Dedifferentiation of β-cells is thought to be a major mechanism underlying β-cell loss and dysfunction in type 1 and type 2 diabetes mellitus; however, whether this process could be targeted pharmacologically was unknown. New research demonstrates that β-cell dedifferentiation can be targeted to restore β-cell function in mice with streptozotocin-induced diabetes mellitus.

Credit: The image shows a pancreatic islet from a mouse with streptozotocin-induced diabetes mellitus, with staining for the most frequent cell types in these islets. White stains for the cell nucleus (DAPI staining). β-cells (insulin) are stained green, α-cells (glucagon) are red and δ-cells (somatostatin) are in magenta. Image courtesy of Heiko Lickert, Institute for Diabetes and Regeneration at the Helmholtz Center Munich, Germany.

Previous papers have shown that a GLP1–oestrogen conjugate can reverse the metabolic syndrome in mice and that oestrogen has positive effects on β-cells. “Hence, in our current study we hypothesized that the targeted delivery of oestrogen to GLP1R-expressing pancreatic β-cells could achieve additional metabolic benefits to stop or revert diabetes mellitus progression,” explain authors Stephan Sachs and Heiko Lickert. The authors treated mice with multiple low doses of streptozotocin to induce diabetes mellitus while allowing some β-cells to survive. The mice were then divided into treatment groups to receive: a GLP1–oestrogen conjugate; GLP1; oestrogen; a long-acting pegylated insulin analogue (PEG-insulin); or a combination of GLP1–oestrogen and PEG-insulin. “Using single-cell RNA sequencing (scRNA-seq), we show that the surviving β-cells after the initial streptozotocin treatment dedifferentiate into a dysfunctional state,” explain Sachs and Lickert. This data also allowed the researchers to compile a detailed transcriptomic landscape of dedifferentiated β-cells.

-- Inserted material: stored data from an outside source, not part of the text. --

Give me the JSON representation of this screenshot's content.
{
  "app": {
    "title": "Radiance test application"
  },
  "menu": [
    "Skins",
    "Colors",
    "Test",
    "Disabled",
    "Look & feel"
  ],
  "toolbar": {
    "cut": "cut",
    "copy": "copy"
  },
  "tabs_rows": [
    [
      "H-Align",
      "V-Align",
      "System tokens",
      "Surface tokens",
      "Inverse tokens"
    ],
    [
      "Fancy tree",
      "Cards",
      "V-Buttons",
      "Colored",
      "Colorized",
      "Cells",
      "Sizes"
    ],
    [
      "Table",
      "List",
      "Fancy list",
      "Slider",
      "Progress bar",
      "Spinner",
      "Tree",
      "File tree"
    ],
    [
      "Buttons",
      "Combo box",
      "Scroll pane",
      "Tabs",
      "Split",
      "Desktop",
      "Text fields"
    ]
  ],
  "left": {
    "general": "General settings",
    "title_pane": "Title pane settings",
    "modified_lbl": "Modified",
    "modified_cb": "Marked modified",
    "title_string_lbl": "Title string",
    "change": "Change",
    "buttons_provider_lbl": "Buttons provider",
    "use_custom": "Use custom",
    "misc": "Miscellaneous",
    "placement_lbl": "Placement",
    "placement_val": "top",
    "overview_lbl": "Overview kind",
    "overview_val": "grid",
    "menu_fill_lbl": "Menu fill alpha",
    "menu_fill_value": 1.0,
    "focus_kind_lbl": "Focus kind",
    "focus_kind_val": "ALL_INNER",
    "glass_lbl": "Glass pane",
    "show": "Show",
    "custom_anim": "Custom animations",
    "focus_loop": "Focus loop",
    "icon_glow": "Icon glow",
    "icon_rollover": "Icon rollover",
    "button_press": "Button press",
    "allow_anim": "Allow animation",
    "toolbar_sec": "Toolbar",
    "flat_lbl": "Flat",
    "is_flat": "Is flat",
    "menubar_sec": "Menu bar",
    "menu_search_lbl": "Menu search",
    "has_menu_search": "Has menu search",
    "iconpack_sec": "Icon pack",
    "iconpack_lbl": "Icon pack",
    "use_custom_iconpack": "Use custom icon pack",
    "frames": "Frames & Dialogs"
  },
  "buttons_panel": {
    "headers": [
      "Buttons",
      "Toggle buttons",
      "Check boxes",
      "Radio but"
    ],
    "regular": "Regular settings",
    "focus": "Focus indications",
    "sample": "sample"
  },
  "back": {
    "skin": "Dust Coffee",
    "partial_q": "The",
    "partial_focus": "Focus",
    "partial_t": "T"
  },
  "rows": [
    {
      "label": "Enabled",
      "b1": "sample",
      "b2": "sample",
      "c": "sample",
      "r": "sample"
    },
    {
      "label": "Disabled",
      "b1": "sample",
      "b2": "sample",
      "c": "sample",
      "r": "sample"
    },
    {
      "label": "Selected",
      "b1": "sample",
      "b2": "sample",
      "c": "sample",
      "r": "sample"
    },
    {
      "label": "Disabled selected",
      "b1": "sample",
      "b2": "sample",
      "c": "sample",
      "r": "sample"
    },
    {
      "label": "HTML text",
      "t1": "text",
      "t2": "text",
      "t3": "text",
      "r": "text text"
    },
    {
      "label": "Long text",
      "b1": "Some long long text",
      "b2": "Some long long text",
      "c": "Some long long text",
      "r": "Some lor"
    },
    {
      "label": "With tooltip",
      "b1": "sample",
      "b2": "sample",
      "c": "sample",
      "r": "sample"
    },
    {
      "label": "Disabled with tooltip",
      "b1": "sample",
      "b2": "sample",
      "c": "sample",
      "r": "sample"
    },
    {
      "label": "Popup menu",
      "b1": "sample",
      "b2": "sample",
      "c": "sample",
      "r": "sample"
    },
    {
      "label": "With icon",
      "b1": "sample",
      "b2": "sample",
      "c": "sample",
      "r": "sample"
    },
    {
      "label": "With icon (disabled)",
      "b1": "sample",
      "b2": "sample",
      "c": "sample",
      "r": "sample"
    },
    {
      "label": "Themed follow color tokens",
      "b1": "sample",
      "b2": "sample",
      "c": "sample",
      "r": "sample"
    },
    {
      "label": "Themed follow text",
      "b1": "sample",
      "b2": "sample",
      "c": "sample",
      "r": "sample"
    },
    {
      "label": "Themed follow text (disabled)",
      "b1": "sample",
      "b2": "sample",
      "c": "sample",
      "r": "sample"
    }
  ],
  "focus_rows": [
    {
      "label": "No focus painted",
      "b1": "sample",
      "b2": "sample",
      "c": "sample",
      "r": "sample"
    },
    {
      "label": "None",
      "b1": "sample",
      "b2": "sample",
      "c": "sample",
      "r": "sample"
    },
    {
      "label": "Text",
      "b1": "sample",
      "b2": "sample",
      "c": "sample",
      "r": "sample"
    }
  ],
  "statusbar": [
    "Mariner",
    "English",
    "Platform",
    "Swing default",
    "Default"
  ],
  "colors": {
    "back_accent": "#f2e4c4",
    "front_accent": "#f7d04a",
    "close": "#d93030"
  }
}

The scRNA-seq data also demonstrated that the PEG-insulin treatment and combined treatment of GLP1–oestrogen and PEG-insulin led to redifferentiation of β-cells. Furthermore, this redifferentiation resulted in functional β-cell recovery and remission of diabetes mellitus in the mouse model. “Combining GLP1–oestrogen with PEG-insulin therapy achieved superior metabolic benefits compared with the mono-treatments, normalizing glycaemia and glucose tolerance, increasing pancreatic insulin content and increasing the number of β-cells,” say Sachs and Lickert. The combination therapy also meant that the dose of insulin could be reduced, mitigating the adverse effects of insulin treatment. “We could also show that GLP1–oestrogen, but not GLP1 or oestrogen alone, increases human β-cell function when human pancreatic islets are exposed to cytokine stress, which is known to impair human β-cell function,” explain Sachs and Lickert. The researchers hope that their work will pave the way for future studies in this area and ultimately the development of novel therapies to regenerate β-cells and result in diabetes mellitus remission.